External and real sectors

(x) Imports and exports data by product.

(xi) Detailed (creditor by creditor) external debt report from the Debt Unit in the Ministry of Finance and Planning, showing fiscal year-to-date disbursements, amortization, interest payments, and outstanding stocks, for the central government, public enterprises and AID-Bank.

(xii) Total disbursements/grant receipts, monthly, disaggregated into: (a) budgetary support (by type-either loans or external "bonds" and/or other securities); (b) project loans; (c) budgetary grants; and (d) project grants.

(xiii) Stock of external payment arrears of the NFPS, including amortization and interest payment arrears, and supplier arrears for the central government, public enterprises, and AID-Bank.

(xiv) Copies of loan agreements for any new loans contracted, including financing involving the issue of government paper, and of any renegotiated agreements on existing loans.

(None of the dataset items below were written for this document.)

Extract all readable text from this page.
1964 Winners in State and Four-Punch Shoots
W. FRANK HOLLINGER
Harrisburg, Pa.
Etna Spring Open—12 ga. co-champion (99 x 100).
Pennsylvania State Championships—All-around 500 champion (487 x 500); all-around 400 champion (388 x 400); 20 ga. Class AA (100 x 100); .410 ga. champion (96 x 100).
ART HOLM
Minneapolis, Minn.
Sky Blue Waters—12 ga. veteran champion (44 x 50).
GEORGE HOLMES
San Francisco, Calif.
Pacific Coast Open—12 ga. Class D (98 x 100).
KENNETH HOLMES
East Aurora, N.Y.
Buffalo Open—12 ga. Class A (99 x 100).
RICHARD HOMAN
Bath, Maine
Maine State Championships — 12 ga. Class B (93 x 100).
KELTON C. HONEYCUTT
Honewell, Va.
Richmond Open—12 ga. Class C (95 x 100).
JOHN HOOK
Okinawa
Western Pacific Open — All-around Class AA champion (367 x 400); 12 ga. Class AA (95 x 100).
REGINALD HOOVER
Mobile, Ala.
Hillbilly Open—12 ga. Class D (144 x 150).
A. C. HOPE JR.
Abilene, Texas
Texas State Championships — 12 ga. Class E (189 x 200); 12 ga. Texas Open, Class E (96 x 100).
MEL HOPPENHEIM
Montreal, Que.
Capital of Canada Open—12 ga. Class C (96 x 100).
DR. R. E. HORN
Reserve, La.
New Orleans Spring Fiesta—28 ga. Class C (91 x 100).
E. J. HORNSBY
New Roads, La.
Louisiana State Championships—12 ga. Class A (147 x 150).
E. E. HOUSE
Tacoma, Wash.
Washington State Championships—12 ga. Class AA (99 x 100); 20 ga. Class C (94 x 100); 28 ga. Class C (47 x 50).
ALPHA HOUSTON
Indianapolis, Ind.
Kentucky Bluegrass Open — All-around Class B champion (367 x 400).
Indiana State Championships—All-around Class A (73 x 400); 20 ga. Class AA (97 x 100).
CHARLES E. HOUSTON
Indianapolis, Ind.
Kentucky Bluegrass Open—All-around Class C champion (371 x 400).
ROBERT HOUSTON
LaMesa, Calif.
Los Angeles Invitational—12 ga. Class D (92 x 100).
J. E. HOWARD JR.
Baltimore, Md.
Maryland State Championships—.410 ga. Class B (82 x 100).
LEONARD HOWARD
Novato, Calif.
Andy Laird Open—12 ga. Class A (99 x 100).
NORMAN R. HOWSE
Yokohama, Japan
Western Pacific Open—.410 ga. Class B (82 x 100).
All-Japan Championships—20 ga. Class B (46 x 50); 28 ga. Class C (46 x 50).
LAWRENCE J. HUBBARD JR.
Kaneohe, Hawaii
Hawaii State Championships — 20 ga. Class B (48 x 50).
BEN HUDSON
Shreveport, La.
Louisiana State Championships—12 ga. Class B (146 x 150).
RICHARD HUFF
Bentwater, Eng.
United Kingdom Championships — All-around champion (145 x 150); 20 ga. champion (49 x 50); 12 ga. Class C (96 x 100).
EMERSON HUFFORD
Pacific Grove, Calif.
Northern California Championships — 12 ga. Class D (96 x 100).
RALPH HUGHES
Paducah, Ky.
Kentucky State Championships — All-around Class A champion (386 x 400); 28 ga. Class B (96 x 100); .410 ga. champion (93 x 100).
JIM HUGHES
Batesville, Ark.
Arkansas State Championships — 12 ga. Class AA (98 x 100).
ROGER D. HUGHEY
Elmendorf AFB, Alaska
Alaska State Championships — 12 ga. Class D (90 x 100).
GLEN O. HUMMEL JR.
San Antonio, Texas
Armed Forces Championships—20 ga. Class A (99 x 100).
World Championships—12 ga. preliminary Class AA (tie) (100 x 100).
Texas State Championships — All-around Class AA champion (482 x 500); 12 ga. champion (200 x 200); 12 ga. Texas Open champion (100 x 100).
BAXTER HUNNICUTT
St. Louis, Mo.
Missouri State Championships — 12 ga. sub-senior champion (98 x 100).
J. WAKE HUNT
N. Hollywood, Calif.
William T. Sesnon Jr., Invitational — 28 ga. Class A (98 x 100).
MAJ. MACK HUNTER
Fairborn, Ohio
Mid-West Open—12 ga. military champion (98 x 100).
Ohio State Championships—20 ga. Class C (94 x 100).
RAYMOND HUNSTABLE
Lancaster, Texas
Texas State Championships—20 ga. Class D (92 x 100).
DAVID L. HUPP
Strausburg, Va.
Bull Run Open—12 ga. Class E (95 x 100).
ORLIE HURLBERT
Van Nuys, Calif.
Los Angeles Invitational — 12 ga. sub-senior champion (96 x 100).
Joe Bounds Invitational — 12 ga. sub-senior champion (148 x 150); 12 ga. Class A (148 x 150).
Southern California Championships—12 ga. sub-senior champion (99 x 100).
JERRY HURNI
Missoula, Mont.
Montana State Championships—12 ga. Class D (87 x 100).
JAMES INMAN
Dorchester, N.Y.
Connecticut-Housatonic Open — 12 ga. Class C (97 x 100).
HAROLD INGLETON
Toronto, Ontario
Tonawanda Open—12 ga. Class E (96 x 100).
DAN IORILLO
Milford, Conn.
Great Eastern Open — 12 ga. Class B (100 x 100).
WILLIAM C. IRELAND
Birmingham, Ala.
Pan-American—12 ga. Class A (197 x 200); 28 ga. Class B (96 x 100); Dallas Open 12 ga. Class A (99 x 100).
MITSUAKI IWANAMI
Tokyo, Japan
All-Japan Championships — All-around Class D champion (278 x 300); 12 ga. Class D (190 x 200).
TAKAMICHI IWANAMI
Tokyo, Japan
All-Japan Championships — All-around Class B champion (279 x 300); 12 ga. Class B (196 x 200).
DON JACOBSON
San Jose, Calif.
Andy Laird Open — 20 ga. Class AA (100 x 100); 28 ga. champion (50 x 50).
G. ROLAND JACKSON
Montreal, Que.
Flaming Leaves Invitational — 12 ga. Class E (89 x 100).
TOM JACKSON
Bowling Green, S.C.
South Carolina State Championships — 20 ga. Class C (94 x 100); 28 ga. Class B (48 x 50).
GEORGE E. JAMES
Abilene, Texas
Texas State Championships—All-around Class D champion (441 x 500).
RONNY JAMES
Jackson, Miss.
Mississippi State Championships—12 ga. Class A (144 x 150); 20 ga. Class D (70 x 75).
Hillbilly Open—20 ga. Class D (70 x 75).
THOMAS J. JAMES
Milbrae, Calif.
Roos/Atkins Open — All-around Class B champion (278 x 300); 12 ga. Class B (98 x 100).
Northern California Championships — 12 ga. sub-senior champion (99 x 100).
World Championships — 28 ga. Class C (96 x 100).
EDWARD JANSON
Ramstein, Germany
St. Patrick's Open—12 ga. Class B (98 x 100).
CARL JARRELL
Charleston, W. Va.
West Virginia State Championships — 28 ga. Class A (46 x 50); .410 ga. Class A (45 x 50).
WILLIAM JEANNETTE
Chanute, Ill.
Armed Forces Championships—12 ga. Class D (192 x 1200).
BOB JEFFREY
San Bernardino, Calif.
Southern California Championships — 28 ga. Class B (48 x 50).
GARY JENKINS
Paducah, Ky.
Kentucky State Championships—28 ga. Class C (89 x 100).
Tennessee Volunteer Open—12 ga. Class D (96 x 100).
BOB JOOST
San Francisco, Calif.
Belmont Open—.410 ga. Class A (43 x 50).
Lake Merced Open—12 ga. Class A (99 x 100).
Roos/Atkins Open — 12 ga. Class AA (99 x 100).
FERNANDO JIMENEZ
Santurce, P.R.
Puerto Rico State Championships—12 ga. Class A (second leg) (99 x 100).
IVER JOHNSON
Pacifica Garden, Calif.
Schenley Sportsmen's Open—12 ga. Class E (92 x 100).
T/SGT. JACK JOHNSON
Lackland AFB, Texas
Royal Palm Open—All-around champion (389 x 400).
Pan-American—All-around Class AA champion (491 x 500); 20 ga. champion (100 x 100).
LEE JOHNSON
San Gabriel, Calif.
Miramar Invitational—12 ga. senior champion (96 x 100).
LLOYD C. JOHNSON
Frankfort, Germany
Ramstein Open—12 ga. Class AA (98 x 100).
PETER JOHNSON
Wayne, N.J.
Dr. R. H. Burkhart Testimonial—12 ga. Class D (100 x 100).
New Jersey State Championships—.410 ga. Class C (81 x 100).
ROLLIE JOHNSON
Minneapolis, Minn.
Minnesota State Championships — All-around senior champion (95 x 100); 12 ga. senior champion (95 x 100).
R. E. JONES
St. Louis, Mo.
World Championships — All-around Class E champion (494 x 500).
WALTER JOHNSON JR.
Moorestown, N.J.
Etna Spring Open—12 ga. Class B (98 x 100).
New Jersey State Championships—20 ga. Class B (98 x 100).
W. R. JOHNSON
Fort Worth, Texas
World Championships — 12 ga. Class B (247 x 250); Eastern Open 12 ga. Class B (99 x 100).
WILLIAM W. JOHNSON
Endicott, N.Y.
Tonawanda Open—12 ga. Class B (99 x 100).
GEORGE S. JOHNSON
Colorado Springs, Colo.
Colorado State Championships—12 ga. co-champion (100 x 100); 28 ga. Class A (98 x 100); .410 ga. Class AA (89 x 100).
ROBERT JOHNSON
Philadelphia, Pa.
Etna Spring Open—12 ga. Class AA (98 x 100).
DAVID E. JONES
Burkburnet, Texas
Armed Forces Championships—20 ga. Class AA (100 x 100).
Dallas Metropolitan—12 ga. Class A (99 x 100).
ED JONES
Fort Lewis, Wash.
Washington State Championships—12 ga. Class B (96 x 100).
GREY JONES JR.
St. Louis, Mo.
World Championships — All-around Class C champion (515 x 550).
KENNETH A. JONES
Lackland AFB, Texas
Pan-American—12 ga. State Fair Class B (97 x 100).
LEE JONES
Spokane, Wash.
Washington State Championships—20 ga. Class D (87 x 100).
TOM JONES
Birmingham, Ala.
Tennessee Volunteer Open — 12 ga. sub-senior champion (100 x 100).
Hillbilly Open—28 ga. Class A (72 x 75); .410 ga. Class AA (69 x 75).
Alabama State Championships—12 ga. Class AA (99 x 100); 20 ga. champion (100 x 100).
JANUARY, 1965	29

(xv) Consumer price index.

(xvi) Real sector indicators

All information will be reported to Fund staff within three weeks of the end of each month.

35. Reporting on an annual basis will include the following:

External and real sectors

(xvii) GDP and its components.

(xviii) Balance of payments accounts.

36. Other reporting will include:

Reports of legislative changes pertaining to economic matters.


1 Net domestic bank financing is defined as the changes in the net credit extended by the domestic banking system to the central government, excluding net changes in "double signature accounts" in which grant receipts are deposited. The double signature accounts include the accounts 2797, 2976, 2220, 1912, 3015, 3025, 1911, 1471, 1523, 3053, 1710, and 1970 held in the National Commercial Bank (NCB), and any new account in which grant receipts are deposited and which requires a signature of an external party for the release of its funds. Treasury bills will be recorded at face value, except for those held by the banking system which will be recorded on a purchase price basis.

2 Upward adjustment means lower deficit.

3 As a transitional rule the government might allow exemptions described in Section 31(b) relating to agreements entered into before the date of announcement. The Cabinet's decision should include a decision not to enter into such agreements after the date of announcement.

4 For loans with a maturity of at least 15 years, the 10-year average commercial interest reference rates and for loans with shorter maturities, the 6-month average CIRRs, as of November 15, 2003 published by the OECD will be used as the discount rates. To both the 10-year and 6-month averages, the following margins for differing repayment periods will be added: 0.75 percent for repayment periods of less than 15 years; 1 percent for 15-19 years; 1.15 percent for 20-29 years; and 1.25 percent for 30 years or more.